We spent months on factory floors before writing a line of code
Before we wrote a single line of production code, we spent the first quarter of 2026 inside industrial facilities in British Columbia and Ontario. Discovery interviews with operators, maintenance leads, reliability managers, and plant supervisors. We did not bring a prototype. We did not bring a pitch deck. We brought a recorder and a list of questions about how knowledge moves - or fails to move - inside their operations.
What we heard
The same sentence came up in four separate plants, spoken by four different people in four different roles: “When he retires, we are in trouble.” Sometimes it was “she.” The pronoun changed. The sentence did not. Every operation we visited had one to three named experts whose tacit judgment held the line together. And in every case, that judgment had never been captured in any formal system.
We heard about SOPs that were technically correct but practically insufficient. About new hires who followed procedures exactly and still made the wrong call, because the procedure did not account for the conditions they faced. About retired technicians who still fielded phone calls from former colleagues because nobody else knew why pump number four behaved differently in winter. About safety decisions that depended entirely on one person's presence on the floor.
What shaped the product
Three design principles came directly from those interviews. Not from market research. Not from competitor analysis. From sitting with operators and watching how knowledge actually moves on a plant floor.

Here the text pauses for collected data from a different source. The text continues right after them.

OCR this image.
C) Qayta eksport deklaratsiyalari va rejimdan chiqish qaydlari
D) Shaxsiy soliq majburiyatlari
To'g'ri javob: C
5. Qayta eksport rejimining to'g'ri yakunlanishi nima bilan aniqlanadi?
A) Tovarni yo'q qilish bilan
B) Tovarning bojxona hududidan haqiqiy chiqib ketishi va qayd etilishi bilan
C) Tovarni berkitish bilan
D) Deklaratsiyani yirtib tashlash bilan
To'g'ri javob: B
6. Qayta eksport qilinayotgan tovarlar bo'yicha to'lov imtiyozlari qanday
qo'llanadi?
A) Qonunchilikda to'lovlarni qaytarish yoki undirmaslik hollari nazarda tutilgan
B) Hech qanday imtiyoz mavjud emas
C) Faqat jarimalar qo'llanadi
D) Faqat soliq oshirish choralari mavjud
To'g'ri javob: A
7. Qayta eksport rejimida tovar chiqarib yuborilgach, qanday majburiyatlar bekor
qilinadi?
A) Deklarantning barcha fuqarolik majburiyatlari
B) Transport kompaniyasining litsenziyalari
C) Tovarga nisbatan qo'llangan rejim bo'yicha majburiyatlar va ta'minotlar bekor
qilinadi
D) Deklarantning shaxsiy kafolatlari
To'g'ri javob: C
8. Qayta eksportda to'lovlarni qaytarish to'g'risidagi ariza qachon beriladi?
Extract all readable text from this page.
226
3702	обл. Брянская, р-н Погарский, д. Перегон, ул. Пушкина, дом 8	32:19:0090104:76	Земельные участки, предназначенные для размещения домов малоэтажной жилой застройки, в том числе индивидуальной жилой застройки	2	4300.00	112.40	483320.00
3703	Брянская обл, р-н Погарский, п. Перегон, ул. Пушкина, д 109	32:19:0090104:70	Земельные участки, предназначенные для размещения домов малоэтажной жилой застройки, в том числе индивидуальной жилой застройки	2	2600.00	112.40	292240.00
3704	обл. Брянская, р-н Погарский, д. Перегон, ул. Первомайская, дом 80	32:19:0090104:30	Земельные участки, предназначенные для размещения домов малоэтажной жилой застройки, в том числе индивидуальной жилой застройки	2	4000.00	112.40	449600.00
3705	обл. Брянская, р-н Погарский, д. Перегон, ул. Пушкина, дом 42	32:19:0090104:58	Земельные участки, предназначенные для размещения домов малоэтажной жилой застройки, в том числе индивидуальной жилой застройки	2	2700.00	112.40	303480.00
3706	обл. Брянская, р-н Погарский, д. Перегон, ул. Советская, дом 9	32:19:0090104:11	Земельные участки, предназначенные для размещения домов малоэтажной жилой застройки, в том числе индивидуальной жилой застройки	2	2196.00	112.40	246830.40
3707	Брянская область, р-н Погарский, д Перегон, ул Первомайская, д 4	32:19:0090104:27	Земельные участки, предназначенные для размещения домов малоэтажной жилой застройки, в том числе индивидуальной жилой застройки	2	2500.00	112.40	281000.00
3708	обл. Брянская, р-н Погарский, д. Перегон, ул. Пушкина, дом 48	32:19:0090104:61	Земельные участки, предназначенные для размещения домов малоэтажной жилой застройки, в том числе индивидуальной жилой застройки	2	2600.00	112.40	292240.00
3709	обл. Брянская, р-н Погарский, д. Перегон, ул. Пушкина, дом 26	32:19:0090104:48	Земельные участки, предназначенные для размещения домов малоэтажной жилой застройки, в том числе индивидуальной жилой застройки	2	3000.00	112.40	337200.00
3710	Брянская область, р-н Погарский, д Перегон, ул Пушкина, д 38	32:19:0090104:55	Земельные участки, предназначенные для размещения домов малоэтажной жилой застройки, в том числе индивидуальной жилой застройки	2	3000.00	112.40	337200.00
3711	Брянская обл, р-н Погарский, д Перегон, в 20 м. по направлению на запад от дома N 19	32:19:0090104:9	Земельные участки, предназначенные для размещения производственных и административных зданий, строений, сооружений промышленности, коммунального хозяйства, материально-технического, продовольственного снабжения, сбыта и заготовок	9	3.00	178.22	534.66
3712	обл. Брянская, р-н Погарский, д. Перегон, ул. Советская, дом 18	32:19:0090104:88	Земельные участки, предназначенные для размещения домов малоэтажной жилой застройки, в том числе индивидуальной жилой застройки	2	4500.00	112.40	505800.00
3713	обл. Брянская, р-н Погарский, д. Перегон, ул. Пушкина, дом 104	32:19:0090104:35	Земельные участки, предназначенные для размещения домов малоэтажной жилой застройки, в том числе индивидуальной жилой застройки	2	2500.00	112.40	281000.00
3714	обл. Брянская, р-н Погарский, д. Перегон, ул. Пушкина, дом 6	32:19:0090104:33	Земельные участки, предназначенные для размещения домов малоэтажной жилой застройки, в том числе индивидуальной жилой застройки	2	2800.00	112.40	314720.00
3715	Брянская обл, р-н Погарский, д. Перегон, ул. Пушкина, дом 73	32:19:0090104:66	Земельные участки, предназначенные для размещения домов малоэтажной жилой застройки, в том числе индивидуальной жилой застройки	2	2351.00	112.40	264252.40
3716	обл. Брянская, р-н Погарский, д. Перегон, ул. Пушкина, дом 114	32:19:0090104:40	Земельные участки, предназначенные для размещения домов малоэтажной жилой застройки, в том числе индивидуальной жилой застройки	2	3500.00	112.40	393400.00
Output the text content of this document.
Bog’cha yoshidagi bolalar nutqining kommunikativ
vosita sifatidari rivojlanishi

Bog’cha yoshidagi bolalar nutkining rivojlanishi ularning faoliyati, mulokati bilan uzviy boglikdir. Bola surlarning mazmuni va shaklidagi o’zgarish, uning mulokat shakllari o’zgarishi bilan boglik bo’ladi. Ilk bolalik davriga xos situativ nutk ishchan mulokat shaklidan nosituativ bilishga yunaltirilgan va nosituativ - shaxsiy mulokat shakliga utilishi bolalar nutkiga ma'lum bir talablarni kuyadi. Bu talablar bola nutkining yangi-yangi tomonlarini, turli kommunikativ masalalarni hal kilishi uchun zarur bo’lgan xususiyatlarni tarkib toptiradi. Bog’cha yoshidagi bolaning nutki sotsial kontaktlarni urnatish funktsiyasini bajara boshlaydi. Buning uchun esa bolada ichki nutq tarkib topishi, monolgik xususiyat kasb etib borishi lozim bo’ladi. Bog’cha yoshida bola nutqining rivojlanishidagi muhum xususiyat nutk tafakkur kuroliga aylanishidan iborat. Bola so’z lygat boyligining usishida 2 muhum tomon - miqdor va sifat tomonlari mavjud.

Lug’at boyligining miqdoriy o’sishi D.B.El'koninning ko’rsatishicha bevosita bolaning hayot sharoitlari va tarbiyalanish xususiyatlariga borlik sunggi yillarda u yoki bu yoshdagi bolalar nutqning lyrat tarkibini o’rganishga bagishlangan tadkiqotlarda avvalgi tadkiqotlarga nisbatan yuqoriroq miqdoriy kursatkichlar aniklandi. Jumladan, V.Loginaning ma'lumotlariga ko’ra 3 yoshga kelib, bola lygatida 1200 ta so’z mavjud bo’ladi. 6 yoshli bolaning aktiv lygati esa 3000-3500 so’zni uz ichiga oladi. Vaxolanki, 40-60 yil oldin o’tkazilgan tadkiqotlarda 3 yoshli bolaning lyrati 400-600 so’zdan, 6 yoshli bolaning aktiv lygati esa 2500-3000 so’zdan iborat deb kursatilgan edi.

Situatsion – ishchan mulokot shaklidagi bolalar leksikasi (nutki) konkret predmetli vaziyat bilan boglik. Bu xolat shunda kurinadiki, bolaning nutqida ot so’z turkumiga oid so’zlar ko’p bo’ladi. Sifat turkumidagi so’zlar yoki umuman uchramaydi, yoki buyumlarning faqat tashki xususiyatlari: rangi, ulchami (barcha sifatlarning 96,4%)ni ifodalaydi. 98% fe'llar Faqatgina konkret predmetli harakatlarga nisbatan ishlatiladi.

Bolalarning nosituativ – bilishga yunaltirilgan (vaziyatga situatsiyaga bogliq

Voice-first, because typing is not how experts think. Every operator we interviewed described their knowledge in spoken, conversational form. The moment we asked them to write it down, the nuance disappeared. The conditional reasoning vanished. The “but only when” clauses dropped out. We built Expert Studio around voice capture because that is how judgment is expressed - not in bullet points, but in stories with conditions attached.
Expert-attributed, because trust requires a name. Frontline workers on every floor we visited had the same response to the idea of an AI-generated answer: skepticism. Reasonable skepticism. But when we described the same answer with a name attached - “this is what Terry would do, and Terry approved this last month” - the response changed. The name carried weight that no algorithm can. Every answer Floor Assistant returns carries the expert's name and the date they validated it. That is not a feature. That is the product.
Expert-approved, because the expert must stay in control. We watched two attempts at knowledge capture fail at different facilities. Both failed for the same reason: the expert felt their knowledge was being extracted from them rather than shared by them. They lost ownership. They disengaged. We built an approval gate into every step of the Dedendum pipeline. Nothing reaches the floor until the expert has reviewed it, edited it if needed, and approved it with their name. The expert is not a data source. The expert is the authority.
What we built for
Dedendum is not a documentation tool. The floors we visited had documentation. What they did not have was a structured way to preserve the judgment that documentation cannot capture - and serve it back to the frontline, attributed and validated, when the expert is not on the floor.
We built for the 3 a.m. scenario: a junior operator facing a condition not covered by the SOP, with no supervisor answering the phone, needing the expert's judgment in thirty seconds on a phone screen they can read with one hand. That is the use case. Everything in the product traces back to it.
Months of listening before building. Interviews before a single component. We are not claiming that makes the product right. We are saying it makes the product grounded - in real operations, with real names, on real floors.